= John Richard Sheaffer =

John Richard "Jack" Sheaffer (August 28, 1931 - December 21, 2016) was an American environmental engineer. He was the creator of an environmentally sensitive reclamation and reuse waste water system, co-author of the Clean Water Act while serving as the Scientific Advisor to the Secretary of the Army, was instrumental in the design of the national flood insurance program, and the author or co-author of 10 books and more than 50 technical articles on wastewater management, irrigation, floodproofing, and fresh-water resources.

==Biography==
Sheaffer had a long and distinguished career as a champion of reclamation and reuse, and was instrumental in the inclusion of these concepts in the landmark Clean Water Act Amendments of 1972. He served at that time as the Scientific Advisor to the Secretary of the Army. His earlier dissertation at the University of Chicago on flood proofing served as a template for national, state, and local regulations on this topic.

Jack was born on August 28, 1931, in Lancaster County, Pennsylvania, as one of seven children born to Samuel Sylvester Sheaffer an Ammy Jane. He went to high school at East Lampeter, Millersville State College (now Millersville College) and received his doctoral degree from the University of Chicago. He died on December 21, 2016, in Carol Stream, Illinois.

Sheaffer's work in the recycling of wastewater began in 1972, and since then, more than 60 Sheaffer Systems have been permitted and installed in the United States.

==Awards and recognition==
The Department of the Army in 1972 decorated him for Exceptional Civilian Service:

“Dr.
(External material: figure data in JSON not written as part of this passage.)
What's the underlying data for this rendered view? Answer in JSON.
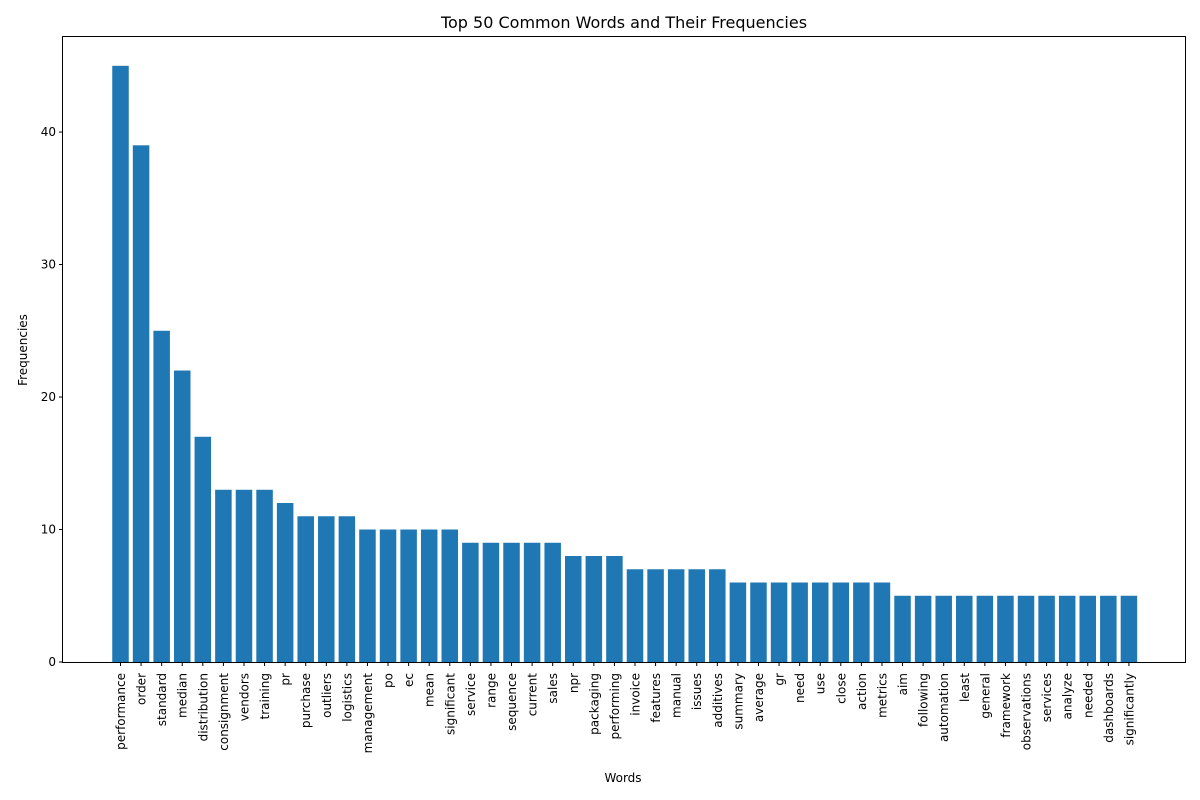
{
  "chart_data": {
    "type": "bar",
    "title": "Top 50 Common Words and Their Frequencies",
    "xlabel": "Words",
    "ylabel": "Frequencies",
    "ylim": [
      0,
      47.25
    ],
    "yticks": [
      0,
      10,
      20,
      30,
      40
    ],
    "bar_color": "#1f77b4",
    "grid": false,
    "legend": "none",
    "categories": [
      "performance",
      "order",
      "standard",
      "median",
      "distribution",
      "consignment",
      "vendors",
      "training",
      "pr",
      "purchase",
      "outliers",
      "logistics",
      "management",
      "po",
      "ec",
      "mean",
      "significant",
      "service",
      "range",
      "sequence",
      "current",
      "sales",
      "npr",
      "packaging",
      "performing",
      "invoice",
      "features",
      "manual",
      "issues",
      "additives",
      "summary",
      "average",
      "gr",
      "need",
      "use",
      "close",
      "action",
      "metrics",
      "aim",
      "following",
      "automation",
      "least",
      "general",
      "framework",
      "observations",
      "services",
      "analyze",
      "needed",
      "dashboards",
      "significantly"
    ],
    "values": [
      45,
      39,
      25,
      22,
      17,
      13,
      13,
      13,
      12,
      11,
      11,
      11,
      10,
      10,
      10,
      10,
      10,
      9,
      9,
      9,
      9,
      9,
      8,
      8,
      8,
      7,
      7,
      7,
      7,
      7,
      6,
      6,
      6,
      6,
      6,
      6,
      6,
      6,
      5,
      5,
      5,
      5,
      5,
      5,
      5,
      5,
      5,
      5,
      5,
      5
    ]
  }
}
John R. Sheaffer has performed exceptional civilian service from September 1970 to August 1972. His outstanding leadership in establishing the Army in the vanguard of the Nation’s effort to control and reduce environmental degradation of our water resources has resulted in significant redirection of the Army Civil Works Program mission and objectives. He has demonstrated incomparable engineering skills and judgment as a natural resources planner in solving numerable complex technical problems related to all facets of water resources development. Dr. Sheaffer’s preeminent accomplishments during this period meet the highest traditions of public service and reflect great credit upon himself and the Department of the Army.”

In 1973, the U.S. Environmental Protection Agency chose Dr. Sheaffer’s plan for Muskegon, Michigan as its first-ever waste water project post-The Clean Water Act. President Richard Nixon recognized Sheaffer's efforts:

"The innovative system of water-borne waste disposal which you have developed for Muskegon County, Michigan, came to my attention recently. I understand that your imagination and dedication have led to the development of a new and promising approach to sewage disposal, and I want to commend you for your pioneering work in this vital field.”

President Jimmy Carter recognized his achievements in 1979 after Sheaffer built 2 other reclamation and reuse waste water treatment plants in Northglenn, Colorado and Itasca, Illinois:

“This project [Northglenn] is one that is of great interest to me. I think this might be a vista of what we will see on a broad base in the future.”

Sheaffer was a recipient of The John R. Sheaffer Award for Excellence in Floodproofing in 1993, established by The Association of State Floodplain Managers and initially awarded to John R. Sheaffer, the man whose name it bears:

“Dr. John “Jack” Sheaffer laid the groundwork for floodproofing to be a viable flood protection method, adding an important nonstructural damage reduction alternative to our inventory of floodplain management tools.”

In 1995, Dr. Sheaffer was the recipient of the Life Time Environmental Achievement Award, by the City of Wheaton, Illinois.

In 2004, Dr. Sheaffer received the Association of State Floodplain Manager’s “Goddard-White” Award for lifelong innovative contributions to the science and practice of floodplain management.

==Selected bibliography==

===Books===
- With Leonard A. Stevens, "Future Water: An Exciting Solution to America's Most Serious Resource Crisis" (1983)

===Co-authored papers===
- Sheaffer, John R. (2002). "Encouraging Wise Use of Floodplains with Market-Based Incentives"
- "Cities under water: A comparative evaluation of ten cities' efforts to manage floodplain land use" (1988)

==Jack Sheaffer Quotes==
"The good Lord didn't make any new water today. The glass of water you had at breakfast is used water. It went through seven Indians, 10 settlers, and 50 buffaloes before you got it. But you like to think the good Lord made it new, just for you, today."

"Dilution is not the solution to pollution."

"Wastewater is not a liability to society but rather a resource out of place, and, if managed wisely, can be a valuable economic catalyst to any community."